1596年、肥前国(現在の佐賀県)で陶工の家に生まれました。幼名は喜三右衛門(きざえもん)。この時期、朝鮮から渡来した陶工・李参平(りさんぺい)が有田で良質な磁器の原料(泉山磁石場)を発見し、日本で初めての本格的な磁器(有田焼)の生産が始まろうとしていました。
当時の有田焼は、白い素地に青い顔料(呉須)で絵を描く「染付(そめつけ)」が主流でした。しかし彼は、「中国の磁器のように、赤や緑、黄色を使ったもっと色鮮やかで美しい器を作りたい!」という強い情熱を抱き、色絵(赤絵)の研究に没頭し始めます。
長崎で中国人陶工から「赤絵」の調合や焼き方のヒントを聞き出します。しかし、それだけですぐに成功するほど甘くはありませんでした。日本の土と絵の具を使い、窯の温度を絶妙にコントロールする技術は、自分自身の力で一から見つけ出さなければならなかったのです。
何度も何度も窯を焚き、家財を売り払ってまで研究を続けましたが、どうしても美しい赤色が出ません。ある夕暮れ時、庭に実っていた「夕日に照らされて真っ赤に輝く柿の実」を見た彼は、「あの美しい赤を器に焼き付けたい!」と強烈なインスピレーションを受けました。
1640年代、数え切れない失敗の果てに、ついに燃えるような美しい赤絵の焼成に成功します!その見事な柿色の赤絵を見た鍋島藩主は深く感動し、「今日からお前は『柿右衛門』と名乗るがよい」とその名を賜ったという伝説が残されています(諸説あり)。
赤色を完成させた彼は、次に「どうすればこの赤が一番美しく見えるか」を追求しました。そして、少し青みがかった白ではなく、まるでお米のとぎ汁のような温かみのある乳白色の素地「濁手(にごしで)」を開発!これが柿右衛門の赤を極限まで引き立たせる最高のキャンバスとなりました。

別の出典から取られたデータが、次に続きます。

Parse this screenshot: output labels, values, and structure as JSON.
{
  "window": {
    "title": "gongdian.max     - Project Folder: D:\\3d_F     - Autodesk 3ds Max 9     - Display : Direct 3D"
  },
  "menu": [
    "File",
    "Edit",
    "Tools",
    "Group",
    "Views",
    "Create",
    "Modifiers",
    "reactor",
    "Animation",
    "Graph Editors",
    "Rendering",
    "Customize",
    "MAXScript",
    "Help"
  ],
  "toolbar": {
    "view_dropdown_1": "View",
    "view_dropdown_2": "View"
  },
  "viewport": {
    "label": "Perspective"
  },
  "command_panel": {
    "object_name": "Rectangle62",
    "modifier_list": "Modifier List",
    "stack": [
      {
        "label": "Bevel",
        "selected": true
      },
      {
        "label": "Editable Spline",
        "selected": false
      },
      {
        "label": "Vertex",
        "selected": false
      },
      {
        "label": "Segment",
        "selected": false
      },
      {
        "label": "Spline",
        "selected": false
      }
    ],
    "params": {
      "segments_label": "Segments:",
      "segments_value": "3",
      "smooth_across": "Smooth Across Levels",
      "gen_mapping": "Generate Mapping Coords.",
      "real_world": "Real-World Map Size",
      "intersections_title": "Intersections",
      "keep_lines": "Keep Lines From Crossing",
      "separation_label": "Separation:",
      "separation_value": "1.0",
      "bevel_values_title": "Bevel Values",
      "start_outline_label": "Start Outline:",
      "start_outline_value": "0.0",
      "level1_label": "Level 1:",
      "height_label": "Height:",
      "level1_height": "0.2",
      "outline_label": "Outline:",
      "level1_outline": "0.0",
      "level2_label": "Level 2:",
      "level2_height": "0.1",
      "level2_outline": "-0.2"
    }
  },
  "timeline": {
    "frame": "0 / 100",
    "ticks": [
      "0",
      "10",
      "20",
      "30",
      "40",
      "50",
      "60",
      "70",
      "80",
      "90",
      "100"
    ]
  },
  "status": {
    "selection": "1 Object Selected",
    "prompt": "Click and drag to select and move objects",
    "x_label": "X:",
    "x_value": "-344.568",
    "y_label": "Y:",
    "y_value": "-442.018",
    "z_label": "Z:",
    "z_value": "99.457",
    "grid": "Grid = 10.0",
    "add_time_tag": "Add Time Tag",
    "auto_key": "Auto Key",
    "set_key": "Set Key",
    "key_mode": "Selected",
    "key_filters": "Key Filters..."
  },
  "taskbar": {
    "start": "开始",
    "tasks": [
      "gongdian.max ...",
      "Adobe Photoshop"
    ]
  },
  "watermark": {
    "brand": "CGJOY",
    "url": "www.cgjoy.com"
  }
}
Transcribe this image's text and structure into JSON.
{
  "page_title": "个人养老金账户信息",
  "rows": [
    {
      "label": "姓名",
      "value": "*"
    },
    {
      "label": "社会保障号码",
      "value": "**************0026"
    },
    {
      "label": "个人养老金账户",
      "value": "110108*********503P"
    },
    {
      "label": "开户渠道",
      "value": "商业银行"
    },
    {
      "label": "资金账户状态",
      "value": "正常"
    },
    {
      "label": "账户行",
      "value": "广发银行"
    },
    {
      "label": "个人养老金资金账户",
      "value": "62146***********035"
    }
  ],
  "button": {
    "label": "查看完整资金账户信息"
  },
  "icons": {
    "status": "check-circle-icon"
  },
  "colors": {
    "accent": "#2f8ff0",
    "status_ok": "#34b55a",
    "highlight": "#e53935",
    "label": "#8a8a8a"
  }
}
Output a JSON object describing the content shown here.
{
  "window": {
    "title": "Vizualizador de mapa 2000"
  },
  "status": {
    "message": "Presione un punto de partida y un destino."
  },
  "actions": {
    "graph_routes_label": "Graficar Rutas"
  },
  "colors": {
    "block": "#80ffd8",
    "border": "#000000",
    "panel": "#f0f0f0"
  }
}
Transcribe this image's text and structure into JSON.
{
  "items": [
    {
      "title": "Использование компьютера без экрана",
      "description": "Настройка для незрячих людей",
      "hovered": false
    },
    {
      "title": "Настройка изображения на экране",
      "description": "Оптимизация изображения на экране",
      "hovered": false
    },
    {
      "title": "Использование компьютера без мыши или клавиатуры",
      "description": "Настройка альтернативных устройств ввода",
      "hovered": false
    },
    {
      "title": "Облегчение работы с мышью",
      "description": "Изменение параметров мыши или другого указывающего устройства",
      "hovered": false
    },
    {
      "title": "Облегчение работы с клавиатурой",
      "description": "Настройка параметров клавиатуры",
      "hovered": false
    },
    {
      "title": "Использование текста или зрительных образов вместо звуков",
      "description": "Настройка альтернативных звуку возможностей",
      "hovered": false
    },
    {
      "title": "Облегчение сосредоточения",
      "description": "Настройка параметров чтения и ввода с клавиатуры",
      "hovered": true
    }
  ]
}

器の全面を模様で埋め尽くすのではなく、濁手の美しい白い「余白」をたっぷりと残し、そこに繊細な筆遣いで花や鳥、風景を優雅に描く独自のスタイルを確立しました。これが、現在まで連綿と受け継がれる世界に誇る「柿右衛門様式」の誕生です。
彼が作り上げた美しい色絵磁器は、伊万里港から出荷されたため「伊万里焼(IMARI)」と呼ばれました。オランダ東インド会社(VOC)を通じてヨーロッパへ輸出されると、そのオリエンタルで優雅な美しさは、たちまちヨーロッパ中の王侯貴族の心を鷲掴みにしました!
ヨーロッパの貴族たちは、宮殿の部屋を柿右衛門の磁器で埋め尽くすほど熱狂しました!あまりの人気に、ドイツの「マイセン磁器」やフランスの「シャンティイ磁器」などは、必死になって柿右衛門のデザインと色使いを完全コピー(模倣)した作品を大量に作っていたほどです。
1666年、71歳で偉大な生涯を閉じますが、彼が一代で築き上げた技術と魂は一子相伝で受け継がれました。途中、濁手の技術が途絶える危機もありましたが、後の代が執念で復活させ、現代の第15代酒井田柿右衛門に至るまで、約400年にわたりその奇跡の美しさを世界に発信し続けています。